Sunday, October 10, 2010

David Stockman is Coming! David Stockman is Coming!


I saw David Stockman being interviewed the other day.  Well, like the rest of us, he has aged.

For those who don’t remember, Stockman was a Congressman when President Reagan tagged him to be his first Director of the Office of Management and Budget.  Stockman was impressive.  He knew the Federal Budget inside and out.  He would identify budget cuts better than any OMB Director before or since.  His influence in the Reagan Administration fell in December 1981 when an article was published in the Atlantic Monthly in which he was quoted as saying "Kemp-Roth [Reagan's 1981 tax cut] was always a Trojan horse to bring down the top rate.... It's kind of hard to sell 'trickle down.' So the supply-side formula was the only way to get a tax policy that was really 'trickle down.' Supply-side is 'trickle-down' theory."

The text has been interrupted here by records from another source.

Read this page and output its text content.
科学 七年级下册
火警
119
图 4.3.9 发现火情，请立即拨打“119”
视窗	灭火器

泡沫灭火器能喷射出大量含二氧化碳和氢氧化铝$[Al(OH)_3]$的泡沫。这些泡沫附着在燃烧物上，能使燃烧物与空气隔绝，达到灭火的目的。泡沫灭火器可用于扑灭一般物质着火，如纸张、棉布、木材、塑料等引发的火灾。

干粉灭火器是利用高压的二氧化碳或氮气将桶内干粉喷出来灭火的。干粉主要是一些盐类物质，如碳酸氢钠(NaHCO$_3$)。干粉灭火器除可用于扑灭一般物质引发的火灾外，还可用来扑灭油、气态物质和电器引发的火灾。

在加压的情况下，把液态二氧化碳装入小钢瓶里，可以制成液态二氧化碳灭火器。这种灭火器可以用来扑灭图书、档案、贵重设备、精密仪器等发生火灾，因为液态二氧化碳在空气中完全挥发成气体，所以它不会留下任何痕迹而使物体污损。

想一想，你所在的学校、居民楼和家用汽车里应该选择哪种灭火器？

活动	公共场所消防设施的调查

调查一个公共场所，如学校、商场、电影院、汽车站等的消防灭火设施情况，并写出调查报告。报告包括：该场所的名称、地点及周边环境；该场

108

Yes, we owe the term “trickle-down economics” to David Stockman.  But what does this really mean?  Is there a rational approach that allocates resources efficiently?   Not in the sense that Stockman was implying.   I am not aware of a government centralized resource allocation mechanism that works.   Government is not designed around a win-win approach based on individuals advocating their self-interest economically.  By the way, the top tax rate when Reagan took office was 70%.

Regardless of which tax theory one advocates and as a future post will suggest, the first question is to determine what’s fair.